The hard truth about review programs: an owner asking three times a week generates a fraction of what five trained staff members asking ten times a day generates. The mechanics aren't hard, but most businesses skip the training step and wonder why their review count stays flat. Here's a 30-minute training process that turns staff asking into a habit.

  1. 1

    Write a one-page script with the exact words and the trigger moment

    Don't leave it to interpretation. Document: (1) the moment to ask ('right after the customer says they're happy with the result'), (2) the words to use ('If you have 20 seconds, would you mind leaving us a quick Google review?'), (3) what to hand them (a card, a QR code, the link via the POS). One page. Laminated near the workstation.

  2. 2

    Role-play in a 15-minute team meeting

    Pair staff up. One plays the happy customer, one plays the team member. Run the script. Switch. Most awkwardness comes from staff never having said the words out loud — five minutes of role-play fixes it. Practice the 'no thanks' response too: 'No worries at all — thanks so much for coming in.'

  3. 3

    Show staff the dashboard so they see the result of their asks

    If staff don't see the review count tick up after their ask, the habit dies.
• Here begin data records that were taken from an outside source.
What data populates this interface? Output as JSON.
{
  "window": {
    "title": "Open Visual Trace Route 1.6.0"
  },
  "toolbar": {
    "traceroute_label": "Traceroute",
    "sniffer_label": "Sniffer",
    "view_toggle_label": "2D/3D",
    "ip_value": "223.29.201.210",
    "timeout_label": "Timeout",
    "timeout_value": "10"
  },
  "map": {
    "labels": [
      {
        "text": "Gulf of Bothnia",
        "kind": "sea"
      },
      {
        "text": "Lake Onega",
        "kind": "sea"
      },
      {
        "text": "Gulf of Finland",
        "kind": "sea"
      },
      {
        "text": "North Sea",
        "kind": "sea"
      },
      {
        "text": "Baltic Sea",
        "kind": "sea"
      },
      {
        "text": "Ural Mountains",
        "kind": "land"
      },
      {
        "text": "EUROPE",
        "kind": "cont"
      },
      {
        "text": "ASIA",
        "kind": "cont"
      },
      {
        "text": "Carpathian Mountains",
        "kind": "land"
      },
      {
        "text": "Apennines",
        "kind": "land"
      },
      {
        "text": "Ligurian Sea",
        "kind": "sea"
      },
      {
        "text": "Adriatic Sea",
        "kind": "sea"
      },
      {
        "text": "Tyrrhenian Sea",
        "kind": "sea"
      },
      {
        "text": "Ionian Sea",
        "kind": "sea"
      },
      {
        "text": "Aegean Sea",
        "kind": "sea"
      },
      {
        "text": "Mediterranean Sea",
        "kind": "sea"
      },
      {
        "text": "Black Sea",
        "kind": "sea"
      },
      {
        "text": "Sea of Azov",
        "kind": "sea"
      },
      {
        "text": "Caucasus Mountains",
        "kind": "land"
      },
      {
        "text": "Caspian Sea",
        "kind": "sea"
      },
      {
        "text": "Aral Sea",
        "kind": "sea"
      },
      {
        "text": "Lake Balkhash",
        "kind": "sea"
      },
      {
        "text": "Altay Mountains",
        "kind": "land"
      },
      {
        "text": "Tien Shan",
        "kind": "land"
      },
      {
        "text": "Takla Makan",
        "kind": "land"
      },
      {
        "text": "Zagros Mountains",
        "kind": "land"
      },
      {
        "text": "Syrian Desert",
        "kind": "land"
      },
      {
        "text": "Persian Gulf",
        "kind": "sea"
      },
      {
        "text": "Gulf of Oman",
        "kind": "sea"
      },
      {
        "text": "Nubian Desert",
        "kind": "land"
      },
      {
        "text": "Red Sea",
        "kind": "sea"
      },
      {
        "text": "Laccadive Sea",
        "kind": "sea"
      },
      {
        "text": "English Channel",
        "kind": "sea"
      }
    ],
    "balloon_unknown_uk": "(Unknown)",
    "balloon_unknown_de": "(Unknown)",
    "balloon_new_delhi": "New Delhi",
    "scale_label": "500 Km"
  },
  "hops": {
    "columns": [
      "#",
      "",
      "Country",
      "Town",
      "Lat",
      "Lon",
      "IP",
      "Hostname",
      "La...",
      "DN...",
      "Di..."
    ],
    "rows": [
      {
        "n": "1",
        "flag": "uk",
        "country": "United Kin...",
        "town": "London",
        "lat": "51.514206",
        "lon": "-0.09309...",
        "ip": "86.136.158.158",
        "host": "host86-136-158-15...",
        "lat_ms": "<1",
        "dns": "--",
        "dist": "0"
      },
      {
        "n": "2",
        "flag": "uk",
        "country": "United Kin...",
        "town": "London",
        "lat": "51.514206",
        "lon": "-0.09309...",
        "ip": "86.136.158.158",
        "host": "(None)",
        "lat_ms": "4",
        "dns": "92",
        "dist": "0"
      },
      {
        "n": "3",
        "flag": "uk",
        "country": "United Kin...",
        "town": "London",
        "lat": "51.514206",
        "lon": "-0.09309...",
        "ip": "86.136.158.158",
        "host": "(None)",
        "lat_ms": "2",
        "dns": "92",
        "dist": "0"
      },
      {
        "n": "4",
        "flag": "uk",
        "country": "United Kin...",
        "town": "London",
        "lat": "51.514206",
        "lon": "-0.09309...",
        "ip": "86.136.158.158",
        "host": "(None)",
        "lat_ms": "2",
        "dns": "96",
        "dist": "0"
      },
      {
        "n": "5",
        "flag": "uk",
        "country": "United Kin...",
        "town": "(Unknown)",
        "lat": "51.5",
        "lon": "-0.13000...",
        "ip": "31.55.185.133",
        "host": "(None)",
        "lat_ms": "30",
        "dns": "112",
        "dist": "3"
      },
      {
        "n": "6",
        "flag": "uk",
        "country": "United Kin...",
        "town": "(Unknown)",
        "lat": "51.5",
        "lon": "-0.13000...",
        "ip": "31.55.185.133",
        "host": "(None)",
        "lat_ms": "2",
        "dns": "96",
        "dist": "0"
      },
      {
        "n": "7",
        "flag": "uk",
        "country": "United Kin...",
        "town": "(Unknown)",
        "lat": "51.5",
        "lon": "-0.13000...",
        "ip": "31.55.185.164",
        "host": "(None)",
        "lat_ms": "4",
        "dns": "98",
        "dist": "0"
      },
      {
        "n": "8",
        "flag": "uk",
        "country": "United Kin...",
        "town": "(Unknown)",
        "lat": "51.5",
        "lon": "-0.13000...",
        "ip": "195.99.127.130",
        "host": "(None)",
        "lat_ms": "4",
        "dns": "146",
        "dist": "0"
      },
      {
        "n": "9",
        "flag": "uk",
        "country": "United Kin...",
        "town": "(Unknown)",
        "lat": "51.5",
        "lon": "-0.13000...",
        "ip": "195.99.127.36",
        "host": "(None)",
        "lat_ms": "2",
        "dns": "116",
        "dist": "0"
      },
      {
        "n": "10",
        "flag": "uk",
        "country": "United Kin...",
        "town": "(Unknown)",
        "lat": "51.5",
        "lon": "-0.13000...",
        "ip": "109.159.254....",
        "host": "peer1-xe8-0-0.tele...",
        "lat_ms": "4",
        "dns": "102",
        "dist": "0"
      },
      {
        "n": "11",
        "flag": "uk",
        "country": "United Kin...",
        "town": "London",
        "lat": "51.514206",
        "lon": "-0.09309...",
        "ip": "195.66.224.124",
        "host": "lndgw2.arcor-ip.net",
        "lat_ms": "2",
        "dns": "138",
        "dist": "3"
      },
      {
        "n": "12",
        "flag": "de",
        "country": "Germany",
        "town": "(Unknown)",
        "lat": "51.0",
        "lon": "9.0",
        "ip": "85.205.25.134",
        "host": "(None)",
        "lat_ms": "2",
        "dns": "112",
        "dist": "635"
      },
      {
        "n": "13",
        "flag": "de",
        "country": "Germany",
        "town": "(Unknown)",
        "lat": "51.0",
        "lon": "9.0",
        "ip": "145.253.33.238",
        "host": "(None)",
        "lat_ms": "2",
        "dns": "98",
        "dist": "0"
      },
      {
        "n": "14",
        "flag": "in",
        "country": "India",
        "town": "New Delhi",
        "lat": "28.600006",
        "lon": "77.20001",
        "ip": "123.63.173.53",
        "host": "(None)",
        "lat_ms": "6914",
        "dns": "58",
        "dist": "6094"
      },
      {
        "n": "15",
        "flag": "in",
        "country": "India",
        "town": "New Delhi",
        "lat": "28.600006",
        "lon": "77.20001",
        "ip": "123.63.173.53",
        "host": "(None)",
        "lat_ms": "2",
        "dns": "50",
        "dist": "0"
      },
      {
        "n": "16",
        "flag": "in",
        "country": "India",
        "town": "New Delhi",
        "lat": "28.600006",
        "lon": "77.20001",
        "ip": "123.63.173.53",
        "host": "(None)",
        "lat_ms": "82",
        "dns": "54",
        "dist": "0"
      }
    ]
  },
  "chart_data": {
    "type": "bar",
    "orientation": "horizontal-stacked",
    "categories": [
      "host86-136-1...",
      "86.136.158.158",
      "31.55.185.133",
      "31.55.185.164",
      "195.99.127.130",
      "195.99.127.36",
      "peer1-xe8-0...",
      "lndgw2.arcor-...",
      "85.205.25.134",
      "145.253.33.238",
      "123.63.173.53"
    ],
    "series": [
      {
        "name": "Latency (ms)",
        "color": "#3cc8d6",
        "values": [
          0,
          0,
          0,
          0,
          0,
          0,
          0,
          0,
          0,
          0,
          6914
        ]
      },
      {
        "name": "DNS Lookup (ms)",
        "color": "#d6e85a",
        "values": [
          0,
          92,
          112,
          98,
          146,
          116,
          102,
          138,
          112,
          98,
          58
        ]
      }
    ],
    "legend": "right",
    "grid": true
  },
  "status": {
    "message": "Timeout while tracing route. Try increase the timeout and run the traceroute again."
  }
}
Give them visibility — either a shared dashboard, a daily team text with new reviews, or a weekly review highlight. Recognition compounds: 'Sarah, that 5-star from Mike on Tuesday — that was you, great work.'

  4. 4

    Track who asks, not who gets a review

    Tracking 'reviews per staff member' rewards luck. Tracking 'asks per shift' rewards the behavior. Use a simple shift log or a CRM tag — every ask gets logged. Staff hit their ask count, the reviews follow.

  5. 5

    Never tie reviews to performance reviews or pay

    Tying reviews to compensation creates the exact incentive that produces fake, coached, or pressured reviews — and that's how the FTC's 2024 reviews rule (16 CFR Part 465) gets violated. Reward the asking behavior, not the rating. Some staff get more 5-stars because their customers love them; that's a service quality signal, not a sales quota.

  6. 6

    Refresh the training every 90 days

    Asking habits decay. Run a 10-minute refresher every quarter — share the latest reviews, role-play the script once, and recommit. Businesses that do this maintain steady review velocity year over year; businesses that train once and forget see velocity halve within six months.

FAQ

What if a staff member is uncomfortable asking?
Some staff will never be comfortable, and that's fine — pair the asking responsibility with the front-desk role or the manager on shift. Forcing reluctant staff to ask produces stiff, awkward asks that lower conversion. Match the task to the person.
Can I bonus staff for getting reviews?
Reward asking behavior (asks per shift), not review outcomes (5-stars received). Bonusing on rating creates pressure to coach customers toward 5-stars, which is exactly what the FTC's 2024 reviews rule and Endorsement Guides (16 CFR Part 255) prohibit. Bonusing on documented asks is fine and produces the same end result without the legal risk.